— Я не думаю, что ты такая, — наконец сказал я. — Я никогда не думал и не знаю, почему сказал это. Я никогда не знаю, что и думать о тебе. Я не знаю почему... почему ты вообще делаешь хоть что-нибудь для меня.
— Потому что я люблю тебя. — Сейчас в ее глазах были слезы, и это, черт побери, разрывало меня на части.
— В любом случае я не понимаю этого.
— Потому что ты стоишь этого, — сказала она решительно. Я начал спорить, но она положила свою маленькую ручку на мой рот и велела мне заткнуться. — Я люблю тебя из-за того, какой ты есть. Не потому что ты достаточно сильный, чтобы убивать людей. Не потому что ты знаешь все, что нужно знать о том, как выжить. Не потому что ты спасал мою жизнь снова и снова. И, определенно, не потому что ты единственный парень находящийся поблизости.

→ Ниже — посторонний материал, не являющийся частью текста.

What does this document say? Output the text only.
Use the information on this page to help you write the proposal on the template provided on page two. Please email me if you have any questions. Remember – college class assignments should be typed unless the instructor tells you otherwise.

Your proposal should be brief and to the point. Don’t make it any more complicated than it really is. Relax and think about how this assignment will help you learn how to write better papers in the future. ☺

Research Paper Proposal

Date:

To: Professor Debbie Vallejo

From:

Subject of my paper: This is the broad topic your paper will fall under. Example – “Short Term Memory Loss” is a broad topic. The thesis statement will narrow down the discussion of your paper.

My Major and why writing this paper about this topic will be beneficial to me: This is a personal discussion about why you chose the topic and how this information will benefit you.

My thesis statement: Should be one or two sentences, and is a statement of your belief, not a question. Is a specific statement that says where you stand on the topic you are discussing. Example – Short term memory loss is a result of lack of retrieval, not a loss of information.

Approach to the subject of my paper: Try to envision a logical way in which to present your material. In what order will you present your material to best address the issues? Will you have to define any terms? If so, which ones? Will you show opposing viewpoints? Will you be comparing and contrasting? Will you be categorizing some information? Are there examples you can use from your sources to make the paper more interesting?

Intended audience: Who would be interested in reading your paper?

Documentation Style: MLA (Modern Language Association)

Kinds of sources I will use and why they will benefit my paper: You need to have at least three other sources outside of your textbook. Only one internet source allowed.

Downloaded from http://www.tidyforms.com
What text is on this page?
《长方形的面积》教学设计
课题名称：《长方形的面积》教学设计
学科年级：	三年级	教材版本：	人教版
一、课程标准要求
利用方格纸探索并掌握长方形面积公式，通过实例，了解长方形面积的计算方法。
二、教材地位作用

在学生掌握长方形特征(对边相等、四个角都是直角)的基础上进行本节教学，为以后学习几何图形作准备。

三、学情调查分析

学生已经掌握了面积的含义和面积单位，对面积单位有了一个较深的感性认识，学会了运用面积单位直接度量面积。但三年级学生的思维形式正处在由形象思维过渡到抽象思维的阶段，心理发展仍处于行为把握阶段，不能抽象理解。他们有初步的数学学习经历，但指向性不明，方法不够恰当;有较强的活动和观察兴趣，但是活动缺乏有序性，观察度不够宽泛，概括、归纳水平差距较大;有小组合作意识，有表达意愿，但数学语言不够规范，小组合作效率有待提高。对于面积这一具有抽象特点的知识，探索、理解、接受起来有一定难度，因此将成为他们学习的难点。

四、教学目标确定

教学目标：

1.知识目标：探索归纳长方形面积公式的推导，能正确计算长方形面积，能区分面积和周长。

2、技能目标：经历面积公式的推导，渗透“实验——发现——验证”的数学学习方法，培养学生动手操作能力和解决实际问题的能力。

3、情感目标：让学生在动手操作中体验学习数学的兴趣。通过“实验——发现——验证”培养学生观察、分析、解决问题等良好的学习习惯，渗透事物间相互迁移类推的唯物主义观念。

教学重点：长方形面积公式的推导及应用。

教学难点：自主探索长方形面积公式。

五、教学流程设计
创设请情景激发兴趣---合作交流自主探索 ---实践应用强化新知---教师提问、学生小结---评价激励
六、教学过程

— Я люблю тебя, потому что ты достоин моей любви, — продолжила она. — Я люблю тебя, потому что ты каждый день показываешь мне, как сильно заботишься обо мне, и как много я значу для тебя. Ты показываешь это, когда беспокоишься обо мне, чтобы я не получила солнечный ожог, когда убеждаешься, что я ем кучу всего, чтобы оставаться здоровой, и когда ты занимаешься любовью со мной. Я люблю тебя, потому что под всей этой силой ты нежный и заботливый. Я люблю твою внутреннюю силу и готовность упорно добиваться, не придавая особого значения, что как жизнь поступает с тобой. Я люблю тебя, потому что когда ты читаешь стихи для меня, я могу услышать в твоем голосе, как много ты имеешь в виду. Я люблю тебя больше чем кого-либо и что-либо в этом мире, и теперь я не могу представить мою жизнь без тебя — ни здесь, ни где-либо еще.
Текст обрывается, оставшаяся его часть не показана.